第9章 ドラゴン
彼らがようやく息を整える間もなく、城の上の空はさらに暗くなった。空気は重くなり、その振動で足元の石が震えた。
城の牙のような塔の間から、黒いドラゴン――深淵の牙が姿を現した。帆のように広い翼が月光を覆い隠す。鱗は黒いが、その奥には深紅の炎が脈打ち、まるで溶岩が流れているかのようだった。瞳は冷たく、古い知性に満ちていた。
ドラゴンは城門の前に降り立ち、尾で地面を打ちつけると石畳がひび割れた。口から放たれた咆哮は単なる音ではなく、純粋な力の波だった。壁が震え、人々の耳は鳴り、視界が暗くなる。
グレブとソフィラは耐えきれず膝をついた。グレブは拳を握るが、頭を上げられない。ドラゴンの意思が彼を地に押し付け、呼吸すら奪う。ソフィラは堪えきれず泣き崩れた。痛みではなく、無力さから。涙が頬を伝い、埃と血に混ざる。
「私たちは……勝てない……」彼女はかすれる声で言った。「何度も戦った……死んで……蘇って……でも……一度も勝てなかった……」
グレンは損傷を抱えながらも前へ進んだ。センサーはかすかな緑に点滅し、サーボは軋みを上げる。それでも恐れも迷いもなく、ドラゴンへ向かう。
そして突然――彼はその怪物の隣に座った。
ドラゴンは頭を傾け、ロボットを観察する。言葉ではなく、より深い何か――波や信号、古いコードのようなもので対話しているかのようだった。

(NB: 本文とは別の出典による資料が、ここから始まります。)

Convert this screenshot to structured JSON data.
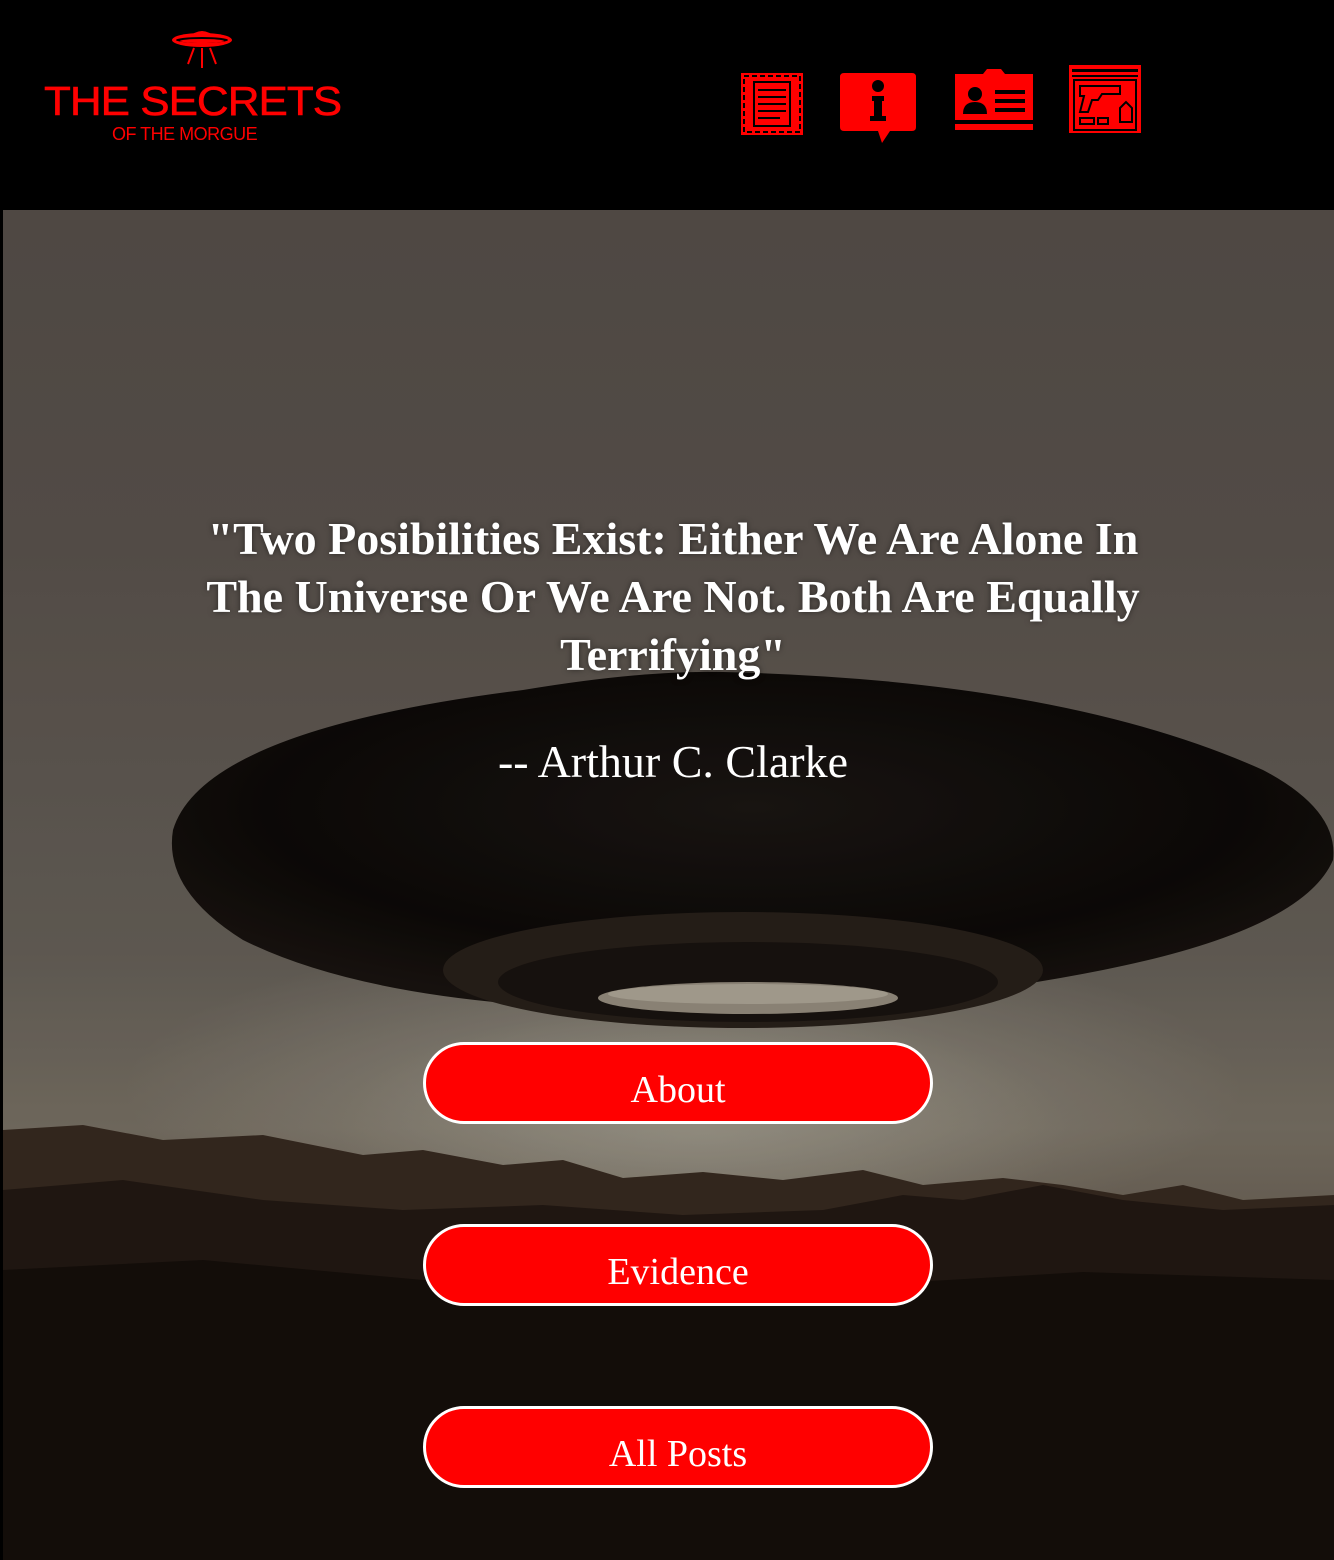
{
  "header": {
    "logo": {
      "title": "THE SECRETS",
      "subtitle": "OF THE MORGUE",
      "icon": "ufo-icon"
    },
    "nav_icons": [
      {
        "name": "case-file-icon"
      },
      {
        "name": "info-icon"
      },
      {
        "name": "contact-card-icon"
      },
      {
        "name": "evidence-gun-icon"
      }
    ]
  },
  "hero": {
    "quote": "\"Two Posibilities Exist: Either We Are Alone In The Universe Or We Are Not. Both Are Equally Terrifying\"",
    "author": "-- Arthur C. Clarke",
    "buttons": {
      "about": "About",
      "evidence": "Evidence",
      "all_posts": "All Posts"
    }
  },
  "colors": {
    "accent": "#ff0000",
    "header_bg": "#000000",
    "button_border": "#ffffff",
    "text": "#ffffff"
  }
}
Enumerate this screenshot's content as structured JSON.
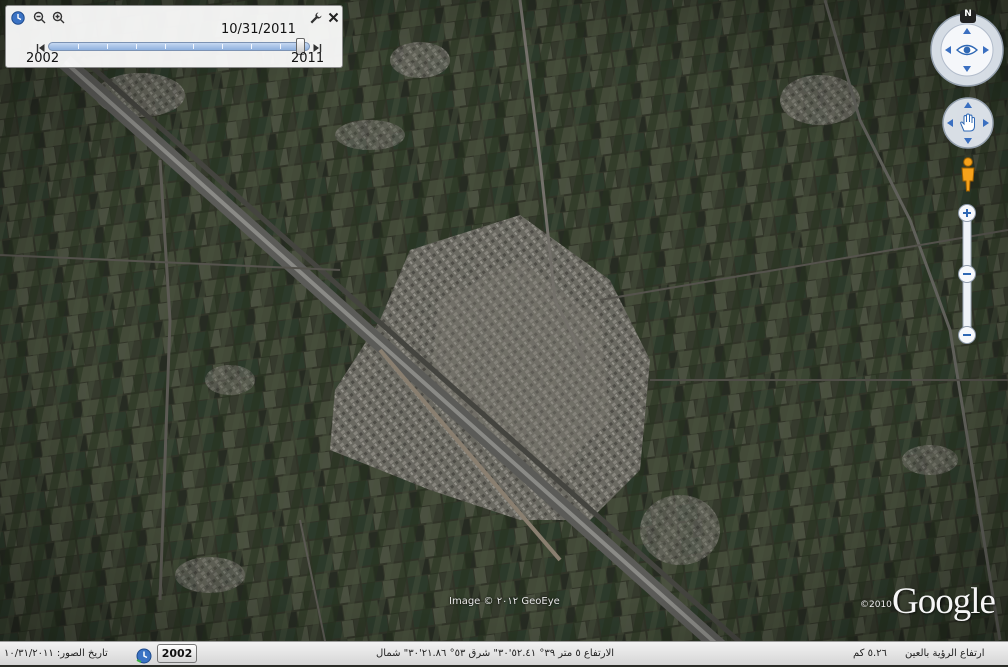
{
  "time_slider": {
    "current_date": "10/31/2011",
    "start_year": "2002",
    "end_year": "2011",
    "position": 1.0
  },
  "map": {
    "attribution": "Image © ٢٠١٢ GeoEye",
    "copyright": "©2010",
    "logo": "Google"
  },
  "status_bar": {
    "year_button": "2002",
    "imagery_date": "تاريخ الصور: ١٠/٣١/٢٠١١",
    "coordinates": "الارتفاع ٥ متر ٣٩° ٥٢.٤١'٣٠\" شرق ٥٣° ٢١.٨٦'٣٠\" شمال",
    "altitude": "٥.٢٦ كم",
    "eye_label": "ارتفاع الرؤية بالعين"
  },
  "icons": {
    "clock": "clock-icon",
    "zoom_out": "zoom-out-icon",
    "zoom_in": "zoom-in-icon",
    "wrench": "wrench-icon",
    "close": "close-icon",
    "north": "north-icon",
    "look": "eye-icon",
    "move": "hand-icon",
    "pegman": "pegman-icon",
    "zoom_plus": "plus-icon",
    "zoom_minus": "minus-icon"
  },
  "nav": {
    "north_label": "N"
  },
  "colors": {
    "slider_fill": "#8fb1de",
    "control_blue": "#2f68b4"
  }
}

やがてドラゴンは人間たちに視線を戻す。その声は耳ではなく、直接意識に響いた。
「お前」ドラゴンはグレブを指す。「ただの戦士ではない。封印を破壊し得る何かを持っている。私はそれを見ている。感じる」
ソフィラは震え、悔しさと嫉妬で目を見開いた。
「でも……私は……何度も試して……何度も死んで……」
「努力しすぎだ」ドラゴンは遮った。「私は努力が嫌いだ。怠け、未完成、忘れられた鍵――そういうものが好きだ。だからお前は敗れた」
ソフィラは瞬きをした。
「つまり……何もしなければ勝てるの?」
「その通り!」ドラゴンはあくびをし、煙を吐いた。「だが考えすぎだ。結局お前は負ける。ただし今すぐ眠れば、可能性はある」
グレブは黙っていた。混乱していたが、ドラゴンが嘘をついていないことだけは分かる。
グレンは回転しながらドラゴンの周囲を動き、センサーを瞬かせる。
「嗚呼、私のコードを理解する者がいるとは!」ドラゴンは喉を鳴らした。「実は昔、私は会計士だった。ある日、申告を間違えて……宇宙が私を混沌の象徴にした」
そしてグレブを見る。
「通れ」深淵の牙は言った。「だが忘れるな。封印は力では破れない。選択で壊すものだ」
翼を広げ、上昇し、塔の向こうへ消えた。
ソフィラはゆっくり立ち上がった。涙は残っていたが、瞳は強くなっていた。
「次はあなたよ。……失敗しないで」
グレブは頷いた。
彼らは城へ入る。
その瞬間――重圧は消えた。
内部の空気は冷たく澄み、石と古さの匂いがした。
巨大な広間。黒と白の床。中央へ螺旋を描く模様。壁には戦いと崩壊のレリーフ。しかし多くは欠けていた。
奥に立つ石像。
黄金の鎧の戦士。双角の兜。巨大な斧を突き立てている。
グレブは歩み寄る。
その輪郭に、どこか見覚えがあった。
その瞬間――像の目が一瞬だけ琥珀色に光った。
「見たか?」グレブは振り返る。
「何を?」
「こっちを見た」
だがグレンのセンサーが警告音を発した。
静寂。
グレブは再び像を見た。
動かない。だが――確かに、見られた気がした。
やがて彼らは床に座った。疲労と血の匂いの中で。
そしてソフィラは静かに夢を見た。
それは失われた未来の姿。
誰も苦しまない世界。
彼女は静かに願った。
「この世界に……それを」
グレブは彼女を見る。
「初めて笑ったな」
ソフィラは微笑んだ。
静寂の中、何かが確かに変わり始めていた。
そして――空間にアクシスが現れた。